Flow and Ebb of Freedom

Activist judges shrink our basic freedoms just a little bit more (and the Chronicle strikes a blow for nonsensical headline wordplay). And in a case from my adopted hometown no less:

There is no ‘pee’ in public

State appeals court rules act is illegal

“It’s a crime in California to urinate in a public place, a state appeals court ruled today.

“The case before the court came from Berkeley, where a police officer detained a man urinating in the parking lot of a closed restaurant one Sunday morning in January 2003. …

“…To deal with the question, a Court of Appeal panel in San Francisco turned to a 19th century state law that defines a public nuisance as an act that is ‘injurious to health, or is indecent, or offensive to the senses.’ …

“…The criteria spelled out in the nuisance law might not always apply to urinating in the great outdoors, the judges added. For example, ‘a hiker responding to an irrepressible call of nature in an isolated area in the backwoods cannot reasonably be seen as interfering with any right common to the public.”

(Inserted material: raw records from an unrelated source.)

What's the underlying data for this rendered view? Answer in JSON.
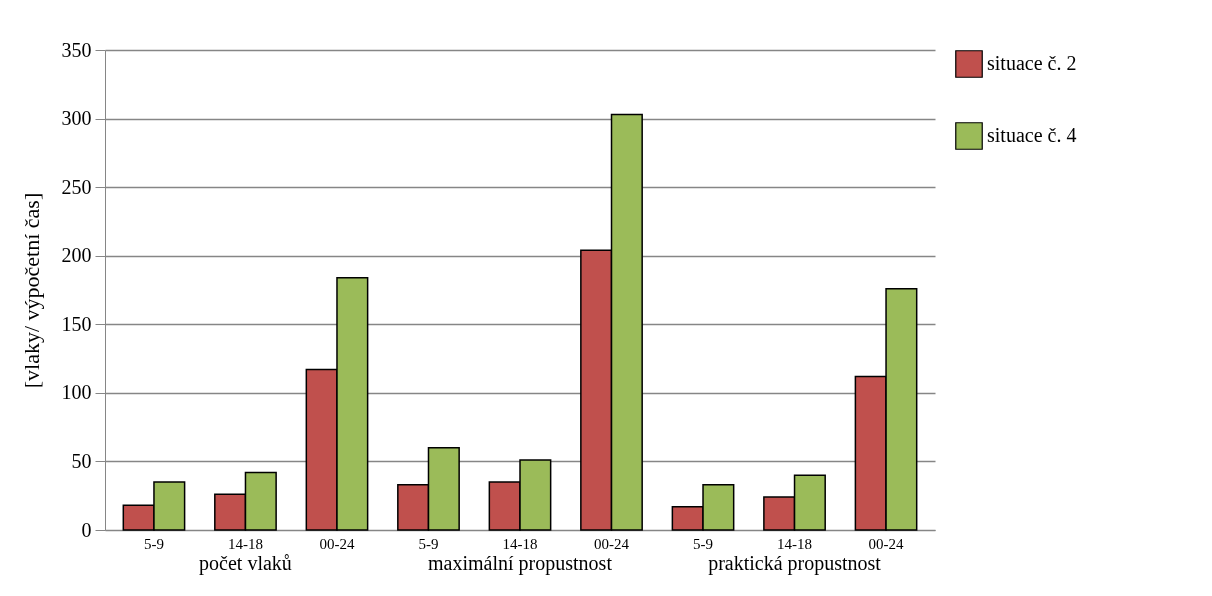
{
  "chart_data": {
    "type": "bar",
    "ylabel": "[vlaky/ výpočetní čas]",
    "categories": [
      "5-9",
      "14-18",
      "00-24",
      "5-9",
      "14-18",
      "00-24",
      "5-9",
      "14-18",
      "00-24"
    ],
    "annotations": [
      "počet vlaků",
      "maximální propustnost",
      "praktická propustnost"
    ],
    "series": [
      {
        "name": "situace č. 2",
        "color": "#c0504d",
        "values": [
          18,
          26,
          117,
          33,
          35,
          204,
          17,
          24,
          112
        ]
      },
      {
        "name": "situace č. 4",
        "color": "#9bbb59",
        "values": [
          35,
          42,
          184,
          60,
          51,
          303,
          33,
          40,
          176
        ]
      }
    ],
    "ylim": [
      0,
      350
    ],
    "yticks": [
      0,
      50,
      100,
      150,
      200,
      250,
      300,
      350
    ],
    "grid": "y",
    "legend": "right"
  }
}
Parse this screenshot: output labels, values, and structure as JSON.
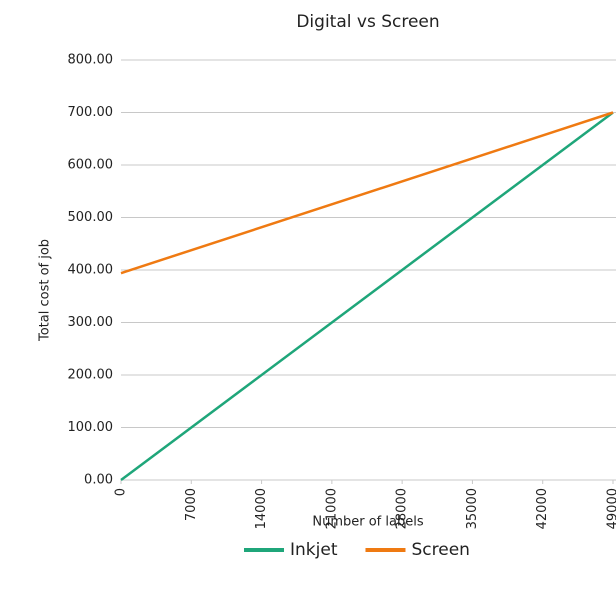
{
  "chart_data": {
    "type": "line",
    "title": "Digital vs Screen",
    "x_label": "Number of labels",
    "y_label": "Total cost of job",
    "x": [
      0,
      49000
    ],
    "series": [
      {
        "name": "Inkjet",
        "color": "#1fa67a",
        "values": [
          0,
          700
        ]
      },
      {
        "name": "Screen",
        "color": "#ef7a12",
        "values": [
          394,
          700
        ]
      }
    ],
    "xlim": [
      0,
      49000
    ],
    "xticks": [
      0,
      7000,
      14000,
      21000,
      28000,
      35000,
      42000,
      49000
    ],
    "ylim": [
      0,
      800
    ],
    "yticks": [
      {
        "value": 0,
        "label": "0.00"
      },
      {
        "value": 100,
        "label": "100.00"
      },
      {
        "value": 200,
        "label": "200.00"
      },
      {
        "value": 300,
        "label": "300.00"
      },
      {
        "value": 400,
        "label": "400.00"
      },
      {
        "value": 500,
        "label": "500.00"
      },
      {
        "value": 600,
        "label": "600.00"
      },
      {
        "value": 700,
        "label": "700.00"
      },
      {
        "value": 800,
        "label": "800.00"
      }
    ],
    "grid": true,
    "legend": "bottom"
  }
}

Apropos of the subject of public decency in Berkeley, or lack of same, I got a slice of (very healthy vegetarian) pizza yesterday and sat down to watch ESPN’s early coverage of the Barry Bonds crisis. I was the only one in the restaurant, but a few minutes later a guy walked past me toward the bathroom. I ignored him at first, but something made me look over. He was — maybe you should take the kids out of the room now — digging very assiduously in his ass. I mean really going at it. He saw me glance over, looked me in the eye, pulled out the napkin he’d been wiping his crack with, threw it on the floor and walked out. All I could think was, “What was that?” I finished my pizza, though, then got out of there before the next freedom-loving Berkeleyite appeared.